Матфей добавляет еще несколько изречений (ст. 25-30). Но когда он говорит в начале: «тогда Иисус дал ответ», мы даже не хотим утверждать, что он наконец-то заметил, что передает изречения, не имеющие никакого отношения к предполагаемому случаю, ибо если бы он сформировал этот новый подход для этой цели, чтобы указать на особую независимость последующих изречений, он, конечно, не стал бы представлять изречения как ответ, не сообщив, что кто-то пришел с вопросом.
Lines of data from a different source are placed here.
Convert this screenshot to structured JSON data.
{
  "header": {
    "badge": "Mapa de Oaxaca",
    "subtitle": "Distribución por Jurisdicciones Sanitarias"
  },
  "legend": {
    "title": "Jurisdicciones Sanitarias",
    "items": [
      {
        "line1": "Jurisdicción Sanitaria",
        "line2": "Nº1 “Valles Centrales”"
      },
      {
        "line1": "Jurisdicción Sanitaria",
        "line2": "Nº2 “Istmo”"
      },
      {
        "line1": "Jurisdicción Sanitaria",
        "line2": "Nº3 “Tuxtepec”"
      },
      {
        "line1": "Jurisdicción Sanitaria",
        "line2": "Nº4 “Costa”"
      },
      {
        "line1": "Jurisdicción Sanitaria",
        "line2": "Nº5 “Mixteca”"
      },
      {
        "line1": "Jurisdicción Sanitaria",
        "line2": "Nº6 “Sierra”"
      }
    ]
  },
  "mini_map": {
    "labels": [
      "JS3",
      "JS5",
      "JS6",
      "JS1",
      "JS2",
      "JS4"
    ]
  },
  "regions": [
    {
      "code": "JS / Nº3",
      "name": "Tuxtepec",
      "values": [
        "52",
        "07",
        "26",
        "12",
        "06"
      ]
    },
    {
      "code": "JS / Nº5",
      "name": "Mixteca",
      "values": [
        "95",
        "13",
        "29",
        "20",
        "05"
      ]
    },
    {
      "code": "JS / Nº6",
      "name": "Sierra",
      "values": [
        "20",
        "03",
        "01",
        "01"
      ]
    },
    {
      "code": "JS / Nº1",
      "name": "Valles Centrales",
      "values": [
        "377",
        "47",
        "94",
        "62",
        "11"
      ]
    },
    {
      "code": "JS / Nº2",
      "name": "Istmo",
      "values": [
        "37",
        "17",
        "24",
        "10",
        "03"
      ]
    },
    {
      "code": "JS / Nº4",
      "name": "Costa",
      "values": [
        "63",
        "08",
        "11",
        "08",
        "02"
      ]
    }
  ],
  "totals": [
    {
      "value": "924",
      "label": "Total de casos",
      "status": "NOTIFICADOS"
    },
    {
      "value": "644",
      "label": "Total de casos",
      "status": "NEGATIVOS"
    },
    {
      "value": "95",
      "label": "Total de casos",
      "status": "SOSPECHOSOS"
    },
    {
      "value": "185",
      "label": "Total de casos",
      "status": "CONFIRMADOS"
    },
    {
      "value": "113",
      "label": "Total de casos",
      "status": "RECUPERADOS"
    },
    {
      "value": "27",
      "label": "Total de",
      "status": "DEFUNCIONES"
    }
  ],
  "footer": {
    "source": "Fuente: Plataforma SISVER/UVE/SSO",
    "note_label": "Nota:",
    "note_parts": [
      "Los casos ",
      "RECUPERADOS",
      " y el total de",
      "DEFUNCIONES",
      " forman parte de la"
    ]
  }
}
Все легко разрешается, если мы обратимся к писанию Луки, которое сам Матфей имел в виду в тот момент, и увидим, что два изречения, которые пишет Матфей С. 11, 25 — 27, должны быть восклицанием Иисуса, которое Он сделал по случаю возвращения и отношения семидесяти Лк. 10, 21-22. Матфей, как он читает у Луки, не может воспользоваться этим случаем, когда Иисус «в тот же час восскорбел духом и воскликнул», поскольку в этот момент он не может ничего сказать ни о возвращении учеников, ни о семидесяти, а оказывается в совершенно иной ситуации; Тем не менее, он не может удержаться от того, чтобы не охарактеризовать восклицание Иисуса как таковое, а именно как спровоцированное, и поэтому прибегает к формуле «Иисус дал ответ», которая мотивируется исключительно в контексте чужого Писания. И «действительно, — говорит де Ветте, — в изречении Мф. 11, 25 явно говорится об успехе, который имела отправка семидесяти, так что Лука заслуживает предпочтения». Если же мы заметим, что в рассказе о том, какой прием нашло их учение, семьдесят человек вообще ничего не сообщают, то Шлейермахер отвечает: «Конечно, они рассказали о привязанности ничтожных и о неблагоприятном настроении уважаемых людей. Но дела настолько плохи, что «семьдесят» не только ничего не сообщают о настроении народа, но и ни слова не говорят о проповеди Евангелия; ведь если им нечего сообщить Господу, кроме известия о том, что «и» бесы им подвластны, то ясно, что они говорят только о чудесной деятельности и сообщают в качестве важнейшего результата своего путешествия лишь то, что «и» одержимость, как и другие болезни и туманы, ими исцелена».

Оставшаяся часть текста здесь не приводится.